First, the data was scaled to minimize the impact of varying units across different variables. The following variables were initially tested:

As a reminder, variables where the Listing Price was 0 were adjusted to match the Sale Price, accounting for any available Discount.

Elbow Method for Determining the Optimal Number of Clusters on K-means algorithm

Figure 11: Elbow Method for Determining the Optimal Number of Clusters on K-means algorithm

K-means Clusters

Figure 12: K-means Clusters

The elbow method suggests that two clusters are optimal for this dataset. The K-means algorithm was applied to the scaled data, resulting in two distinct clusters. The plot shows the distribution of data points based on Sale Price and Listing Price, with each point colored according to its assigned cluster. While the two clusters exhibit a roughly globular dispersion, the data appears to have more complexity and does not fully adhere to this structure, indicating that K-means may not be the best algorithm to capture the underlying characteristics of the products.

 

 

Building Clusters with HDBSCAN

 

The HDBSCAN algorithm identified 10 distinct clusters and 972 points considered noise. Noise points are those that do not fit well into any of the formed clusters. The sizes of these clusters vary significantly, which is typical for density-based algorithms like HDBSCAN.

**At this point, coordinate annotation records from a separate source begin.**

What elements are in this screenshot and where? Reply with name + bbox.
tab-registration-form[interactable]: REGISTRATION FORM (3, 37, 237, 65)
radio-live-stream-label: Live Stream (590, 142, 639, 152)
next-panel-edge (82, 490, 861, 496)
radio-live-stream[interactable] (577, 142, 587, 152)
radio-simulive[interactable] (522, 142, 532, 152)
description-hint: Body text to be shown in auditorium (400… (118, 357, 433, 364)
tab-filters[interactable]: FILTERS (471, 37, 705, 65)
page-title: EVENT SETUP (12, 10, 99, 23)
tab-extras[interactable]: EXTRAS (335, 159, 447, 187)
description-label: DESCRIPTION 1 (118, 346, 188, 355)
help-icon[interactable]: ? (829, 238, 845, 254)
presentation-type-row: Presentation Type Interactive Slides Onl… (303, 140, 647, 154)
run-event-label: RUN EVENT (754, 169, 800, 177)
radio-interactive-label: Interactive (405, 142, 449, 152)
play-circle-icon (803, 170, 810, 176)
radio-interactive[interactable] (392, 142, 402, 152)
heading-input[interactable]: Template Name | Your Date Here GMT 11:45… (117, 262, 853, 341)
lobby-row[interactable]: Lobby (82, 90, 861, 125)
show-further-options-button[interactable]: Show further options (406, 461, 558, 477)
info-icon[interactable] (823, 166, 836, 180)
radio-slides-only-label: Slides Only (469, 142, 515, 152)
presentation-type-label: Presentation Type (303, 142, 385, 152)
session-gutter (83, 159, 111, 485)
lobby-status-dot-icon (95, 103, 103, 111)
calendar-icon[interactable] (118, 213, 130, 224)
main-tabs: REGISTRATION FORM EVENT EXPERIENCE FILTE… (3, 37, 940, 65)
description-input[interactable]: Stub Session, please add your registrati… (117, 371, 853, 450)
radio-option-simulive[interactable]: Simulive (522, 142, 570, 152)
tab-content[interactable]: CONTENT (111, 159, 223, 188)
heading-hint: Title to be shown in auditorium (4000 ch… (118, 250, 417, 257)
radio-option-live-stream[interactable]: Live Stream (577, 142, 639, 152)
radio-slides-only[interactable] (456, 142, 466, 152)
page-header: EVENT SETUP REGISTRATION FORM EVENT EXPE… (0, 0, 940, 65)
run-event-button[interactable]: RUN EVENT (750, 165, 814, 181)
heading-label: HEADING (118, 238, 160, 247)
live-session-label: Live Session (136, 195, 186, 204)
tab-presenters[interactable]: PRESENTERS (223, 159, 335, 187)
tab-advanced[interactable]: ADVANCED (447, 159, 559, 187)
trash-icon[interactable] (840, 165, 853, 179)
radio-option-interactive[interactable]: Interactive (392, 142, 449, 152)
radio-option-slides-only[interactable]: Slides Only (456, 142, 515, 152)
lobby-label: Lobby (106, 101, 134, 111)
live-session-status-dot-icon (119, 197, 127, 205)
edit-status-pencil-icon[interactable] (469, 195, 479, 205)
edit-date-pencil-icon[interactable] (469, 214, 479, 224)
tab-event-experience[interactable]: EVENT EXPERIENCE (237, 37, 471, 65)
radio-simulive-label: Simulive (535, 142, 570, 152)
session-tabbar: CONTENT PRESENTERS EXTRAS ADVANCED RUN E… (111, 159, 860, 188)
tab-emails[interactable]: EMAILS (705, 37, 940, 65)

HDBSCAN Cluster Plot Showing Consistent Branches

Figure 13: HDBSCAN Cluster Plot Showing Consistent Branches

For instance, Cluster 4 is the largest, containing 930 objects, indicating a region of high density. In contrast, Cluster 5 has only 12 objects, suggesting a region of much lower density. Interestingly, Cluster 0 represents noise, with 972 points, indicating a significant portion of the data does not clearly belong to any cluster. The remaining clusters capture variations in sale and listing prices, reviews, and ratings.

HDBSCAN Clusters

Figure 14: HDBSCAN Clusters

The maximum sale prices across clusters range from $3,197 in smaller clusters up to $36,500 in the noise points. Cluster 4 stands out with its large number of reviews and higher average rating of 3.9, while Cluster 5 has no reviews or ratings, indicating limited customer interaction. Clusters like Cluster 1 and Cluster 2 are smaller in size, with moderate sale prices and no significant discounts.

Table summarizing the clusters formed by HDBSCAN:

 

 

Conclusion

 

In conclusion, HDBSCAN effectively identifies regions of varying density in the dataset, capturing both high and low-density clusters. This clustering offers valuable insights into different pricing strategies and product performance, where larger clusters indicate products with higher customer engagement and more stable pricing, while smaller clusters may indicate niche products or items with less market activity. The noise points, accounting for a large proportion, might represent outliers or products that don’t fit well into the overall market patterns.

In a real-world scenario, I would delve deeper into the modeling process. It would be particularly interesting to model the brands separately to enable direct comparisons, but I’ll save that exploration for another time, as this post is already quite extensive, but that was it!

Note: As you may have noticed, exploratory data analysis has been a topic I’ve really enjoyed lately, and I plan to share more posts on this subject in the future.